Technical Competencies refer to knowledge, skills, abilities, and use of tools associated with particular activities and tasks. Professional writers need technical competencies with technology and writing.
Most of the documents you produce will be shared digitally. Even printable documents have a digital life as pdfs. In order to be successful as a professional writer, you must have some basic proficiencies in writing and publishing technologies. At minimum, professional writers will have to use technology to
- Write— Technology must enter into the writing process. You have to produce digital documents to share for editing and publication. You can also use technology to outline, collaborate, and edit documents.
- Edit— Professional writers often find themselves taking on editing responsibilities for a team or department. Editing usually takes place in word processing programs.
- Create Documents in Various Media— Professional writers should be able to create visual and multimedia documents. At minimum, you will have to create visual aids like flowcharts and graphs. Writing jobs increasingly require some familiarity with filmmaking, video editing, and video composition.

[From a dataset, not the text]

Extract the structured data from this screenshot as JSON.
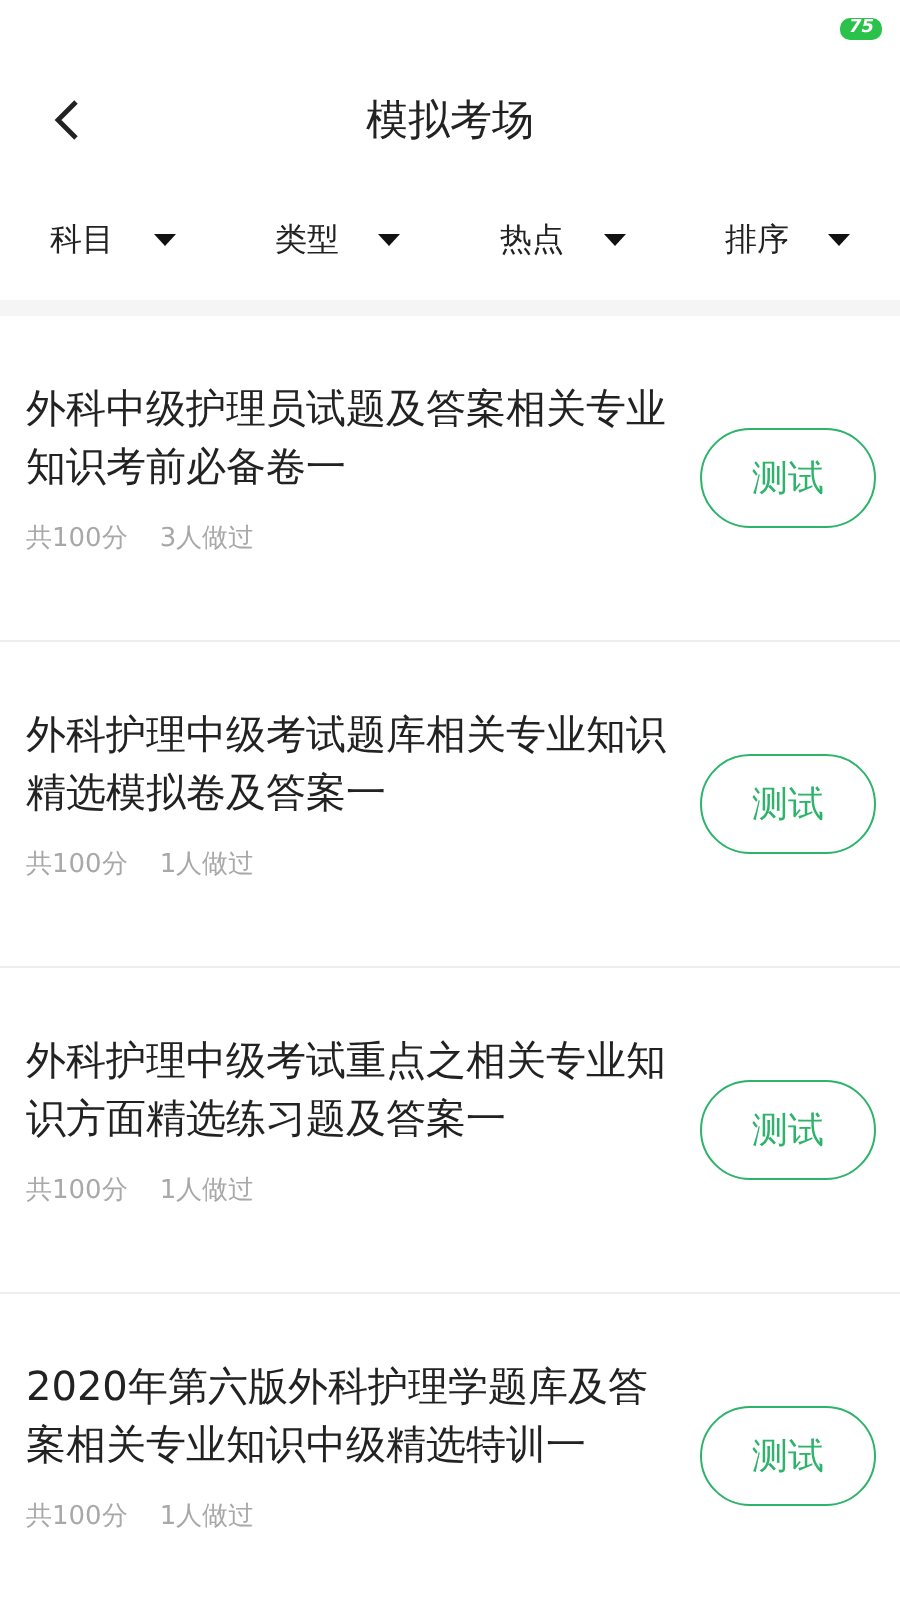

- Publish on Internet Platforms— Professional writers have to publish documents on the Intranet and/or Internet. You should be familiar with technologies for publishing on websites, blogs, and social media platforms.
Professional writers must be proficient in the writing processes. Writing competencies go beyond simply writing content. Writing is a complex process that starts with research and knowledge development and ends with a carefully designed document ready for publication.
Professional writers must have the ability to
- Develop Content Knowledge— Professional writers are usually intellectually curious. They are interested in learning about content areas they don’t know well. Some writers specialize in broad areas like healthcare, scientific research, business, or technology. They build their expertise and target jobs writing in these content areas.
- Research— Professional writers must be able to employ a range of research methods, including interviews, observation, and surveys.
- Write in a Number of Genres— Professional writers need a strong foundation in genres like reports, processes, and procedures. The foundation allows you to adapt the features of familiar genres to the needs of a project.
- Write with Mechanical & Stylistic Accuracy— You have to be a “good” writer. You don’t have to excel at each aspect of writing, but should be able to identify mechanical and stylistic inaccuracies in your work.
- Design Information-– Documents should be designed to best achieve their goals. Professional writers are not just content writers. They have to design information to communicate to the target audience. Style guides are one way we design information.
Adapted from Rainey, Kenneth T., Roy K.Turner, and David Dayton. “Do Curricula Correspond to Managerial Expectations? Core Competencies for Technical Communicators." Technical Communication 52.3 2005, 323–352.